Les démocraties ont également leurs petits secrets. Ceux-ci sont portés par un seul et même leitmotiv : la raison d'Etat. Théorisée par Machiavel et Richelieu, la règle du jeu pourrait être « fais ce qu'il faut pour servir tes intérêts » quitte à escamoter la légalité.
A Algeciras, en Espagne, Eugène avale une micropuce enrobée d'un quelconque excipient. De sales types sont à ses trousses. Mais il contrôle la situation, visiblement, c'est un pro. Quelques heures plus tard, Eugène est abattu.
Une fois son corps rapatrié en France, la DGSE récupère la mystérieuse micropuce. Liposky, un obscur trafiquant d'armes, alimente un mouvement révolutionnaire. La France ne peut pas le permettre et envoie ses agents (Lisa, Georges, Raymond, Loïc et Tony) faire sauter le cargo chargé de livrer les instruments de morts.
La mission est accomplie malgré les mises en garde d'un agent américain. De retour vers la mère patrie, Lisa est interpellée par la douane suisse tandis que Raymond se voit loger quelques balles dans la tête.
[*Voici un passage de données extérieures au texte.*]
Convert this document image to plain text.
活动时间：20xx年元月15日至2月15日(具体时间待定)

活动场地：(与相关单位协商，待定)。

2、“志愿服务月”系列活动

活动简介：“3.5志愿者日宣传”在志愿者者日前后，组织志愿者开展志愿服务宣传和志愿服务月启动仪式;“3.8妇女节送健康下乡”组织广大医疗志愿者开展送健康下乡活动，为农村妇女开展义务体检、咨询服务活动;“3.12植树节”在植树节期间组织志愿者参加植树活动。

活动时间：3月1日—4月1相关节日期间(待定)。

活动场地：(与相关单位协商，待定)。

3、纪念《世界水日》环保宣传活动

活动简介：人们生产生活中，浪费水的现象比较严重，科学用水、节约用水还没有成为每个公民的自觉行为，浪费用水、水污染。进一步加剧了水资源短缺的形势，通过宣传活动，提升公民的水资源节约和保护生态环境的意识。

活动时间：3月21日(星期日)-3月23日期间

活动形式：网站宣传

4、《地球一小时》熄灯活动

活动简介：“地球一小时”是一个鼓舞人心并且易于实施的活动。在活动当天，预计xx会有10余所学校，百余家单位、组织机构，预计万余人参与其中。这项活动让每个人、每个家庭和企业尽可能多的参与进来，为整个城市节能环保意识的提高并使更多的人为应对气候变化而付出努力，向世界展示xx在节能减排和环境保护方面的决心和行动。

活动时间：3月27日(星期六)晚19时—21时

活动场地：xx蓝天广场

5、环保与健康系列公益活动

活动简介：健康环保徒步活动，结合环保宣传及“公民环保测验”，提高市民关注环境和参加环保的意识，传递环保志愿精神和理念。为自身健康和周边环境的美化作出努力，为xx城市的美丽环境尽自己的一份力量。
Georges (Vincent Cassel), passablement remonté, essaie alors de comprendre ce qui s'est réellement passé...

Agents Secrets, c'est un peu le petit frère de Scènes de crimes. Cinq années d'écart, même réalisateur. Sauf qu'un long métrage comme Agents Secrets n'a pas l'étincelle d'un Scènes de crimes. Alors certes, le souci du détail, du réalisme est encore là. Pourtant, des officiers de la SRPJ de Versailles aux agents très spéciaux de la DGSE, de subtils mais désastreux changements ont été opérés.
Agents Secrets, c'est tout d'abord un plus gros budget. C'est donc également une plus grosse ambition. Soulignée à l'écran par le duo Cassel-Belluci, là ou Scènes de crimes se « contentait » d'un Berling-Dussolier. Le jeu d'acteurs des deux tourtereaux est loin d'être mauvais certes, mais Fréderic Schoendoerffer a fait une erreur incroyable en nous jetant un scénario qui se voulait réaliste et campé par deux acteurs sur-charismatiques. Alors certes, on dévore Lisa du regard pendant 1h49, et Georges en impose... mais définitivement, Charles Berling aurait fait des miracles à la place de Vincent Cassel. Et sa relation avec le personnage de Lisa n'en aurait été que plus troublante.
C'est enfin un film au scénario un peu creux et dont on ne voit pas la fin. Scènes de crimes était une enquête policière typique, crime-enquête-dénouement. Finalement avec Agents Secrets, des individus servant la DGSE depuis des années se retrouvent surpris de n'être que des instruments au service d'une entité (la France) qui dépasse la notion de « bien » ou de « mal ». Dès lors, voir les héros d'Agents Secrets rechigner devant une sale mission laisse le spectateur un peu dubitatif...

La réalisation léchée d'Agents Secrets, parsemée quand et quand de plans astucieux, ne permettra pas d'ignorer ces deux défauts.

Si vous devez choisir entre Scènes de crimes et Agents Secrets, vous savez ce qu'il vous reste à faire.